These Strawberry and Cream Cheese Turnovers are perfect for any brunch, snack or late night dessert! They’re loaded with homemade strawberry jam, tangy cream cheese and baked to perfection in a buttery flaky puff pastry crust.
1 pkg. Wewalka Puff Pastry Dough
6-8 Tbsp. homemade (or store-bought) strawberry jam
2 oz. softened cream cheese (divided)
1 egg, lightly beaten for egg wash
1 tsp. vanilla extract
1 cup confectioners' sugar
Splash of milk/water
- Preheat the oven to 400°F. Roll out the puff pastry and using a pizza cutter, slice it into 6 equal squares. To the middle of each square, add about ½ tsp. of softened cream cheese and then spread gently. Next, add about 1 Tbsp. of strawberry jam and spread it as well.

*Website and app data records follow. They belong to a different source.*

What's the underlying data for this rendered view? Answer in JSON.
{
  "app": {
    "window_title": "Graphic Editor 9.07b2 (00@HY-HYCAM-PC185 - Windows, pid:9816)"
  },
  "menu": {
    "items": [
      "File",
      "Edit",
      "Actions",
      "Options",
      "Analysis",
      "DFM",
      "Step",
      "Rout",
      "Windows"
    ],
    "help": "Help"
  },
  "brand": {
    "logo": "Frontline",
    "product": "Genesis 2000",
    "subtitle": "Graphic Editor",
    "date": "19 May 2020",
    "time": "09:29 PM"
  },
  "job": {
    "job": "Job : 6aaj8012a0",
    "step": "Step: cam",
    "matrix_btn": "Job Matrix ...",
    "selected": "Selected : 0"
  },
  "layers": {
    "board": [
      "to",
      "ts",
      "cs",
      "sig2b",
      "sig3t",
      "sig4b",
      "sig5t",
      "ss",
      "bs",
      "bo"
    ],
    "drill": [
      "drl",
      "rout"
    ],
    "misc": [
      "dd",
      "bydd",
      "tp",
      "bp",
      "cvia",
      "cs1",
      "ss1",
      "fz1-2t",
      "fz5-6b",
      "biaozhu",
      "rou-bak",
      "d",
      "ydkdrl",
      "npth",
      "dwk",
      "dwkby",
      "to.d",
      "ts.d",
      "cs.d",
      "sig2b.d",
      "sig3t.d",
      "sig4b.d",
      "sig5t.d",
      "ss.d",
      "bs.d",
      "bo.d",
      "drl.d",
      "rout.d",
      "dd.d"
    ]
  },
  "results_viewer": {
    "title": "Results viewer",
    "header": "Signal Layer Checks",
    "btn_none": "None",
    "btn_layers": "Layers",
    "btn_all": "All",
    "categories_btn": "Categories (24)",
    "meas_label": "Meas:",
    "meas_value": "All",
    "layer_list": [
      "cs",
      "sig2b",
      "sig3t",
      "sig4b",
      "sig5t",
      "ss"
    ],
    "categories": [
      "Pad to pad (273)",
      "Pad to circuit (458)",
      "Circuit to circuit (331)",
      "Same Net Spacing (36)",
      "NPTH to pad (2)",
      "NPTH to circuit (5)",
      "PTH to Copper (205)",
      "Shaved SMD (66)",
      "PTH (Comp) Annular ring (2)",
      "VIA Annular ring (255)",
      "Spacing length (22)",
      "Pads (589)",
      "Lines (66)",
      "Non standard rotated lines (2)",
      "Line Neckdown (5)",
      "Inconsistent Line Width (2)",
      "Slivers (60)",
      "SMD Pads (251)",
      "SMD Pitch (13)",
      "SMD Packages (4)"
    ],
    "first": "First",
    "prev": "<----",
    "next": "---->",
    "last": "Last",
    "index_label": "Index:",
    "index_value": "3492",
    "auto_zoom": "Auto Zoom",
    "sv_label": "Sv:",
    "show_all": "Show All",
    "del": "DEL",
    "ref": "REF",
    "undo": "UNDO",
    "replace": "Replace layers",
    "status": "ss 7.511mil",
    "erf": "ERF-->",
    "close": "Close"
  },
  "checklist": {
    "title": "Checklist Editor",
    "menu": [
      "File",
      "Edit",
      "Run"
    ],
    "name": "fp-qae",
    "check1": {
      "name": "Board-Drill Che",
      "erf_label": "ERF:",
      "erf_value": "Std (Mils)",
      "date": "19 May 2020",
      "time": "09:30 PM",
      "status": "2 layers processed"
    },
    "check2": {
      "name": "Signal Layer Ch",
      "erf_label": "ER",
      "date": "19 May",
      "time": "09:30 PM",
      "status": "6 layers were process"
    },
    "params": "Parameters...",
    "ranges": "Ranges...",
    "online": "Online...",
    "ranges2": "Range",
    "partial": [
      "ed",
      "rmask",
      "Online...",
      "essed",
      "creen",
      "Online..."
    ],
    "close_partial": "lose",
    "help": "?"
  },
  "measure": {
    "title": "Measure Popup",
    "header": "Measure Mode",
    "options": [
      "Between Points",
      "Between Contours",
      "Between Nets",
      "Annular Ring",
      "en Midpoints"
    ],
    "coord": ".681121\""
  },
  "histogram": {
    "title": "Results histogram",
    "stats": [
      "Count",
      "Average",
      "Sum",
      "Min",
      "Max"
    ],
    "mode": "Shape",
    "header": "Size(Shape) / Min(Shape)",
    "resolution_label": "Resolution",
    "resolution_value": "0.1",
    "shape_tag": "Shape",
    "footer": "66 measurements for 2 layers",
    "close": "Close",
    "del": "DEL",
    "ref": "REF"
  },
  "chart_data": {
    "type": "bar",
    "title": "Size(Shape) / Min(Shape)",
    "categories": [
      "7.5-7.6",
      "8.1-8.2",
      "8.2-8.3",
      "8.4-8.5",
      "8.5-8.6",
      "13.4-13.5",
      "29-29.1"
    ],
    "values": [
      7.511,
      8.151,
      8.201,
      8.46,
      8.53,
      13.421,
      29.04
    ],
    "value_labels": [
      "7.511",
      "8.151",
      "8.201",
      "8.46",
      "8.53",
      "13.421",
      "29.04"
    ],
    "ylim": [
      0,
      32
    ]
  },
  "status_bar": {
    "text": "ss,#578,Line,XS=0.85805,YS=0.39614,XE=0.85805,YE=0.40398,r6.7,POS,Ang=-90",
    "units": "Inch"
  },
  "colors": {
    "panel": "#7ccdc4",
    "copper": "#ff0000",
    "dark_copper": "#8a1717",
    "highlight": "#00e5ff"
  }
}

- Gently fold over the pastry to make a triangle. Make sure that the edges line up and then crimp them with a fork to seal it. Make sure you crimp well to avoid jam leaking! Use the fork to poke a few holes in the tops of the turnovers. Lightly beat an egg to make egg wash and brush it over top of the pastries.
- Add the parchment paper and the pastries onto a baking sheet. Bake for 14-16 minutes or until golden brown and crispy! Remove onto a wire rack to let cool.
- Make the cream cheese glaze by whisking together 1 oz. of cream cheese, the confectioners' sugar, vanilla extract and a splash of milk until it’s smooth and silky. If it's too thick, add more milk to thin it out. Too thin? Add more confectioners' sugar. Once the turnovers are fully cool, generously drizzle the glaze on top. If desired, add another dollop of fresh jam on top! Enjoy!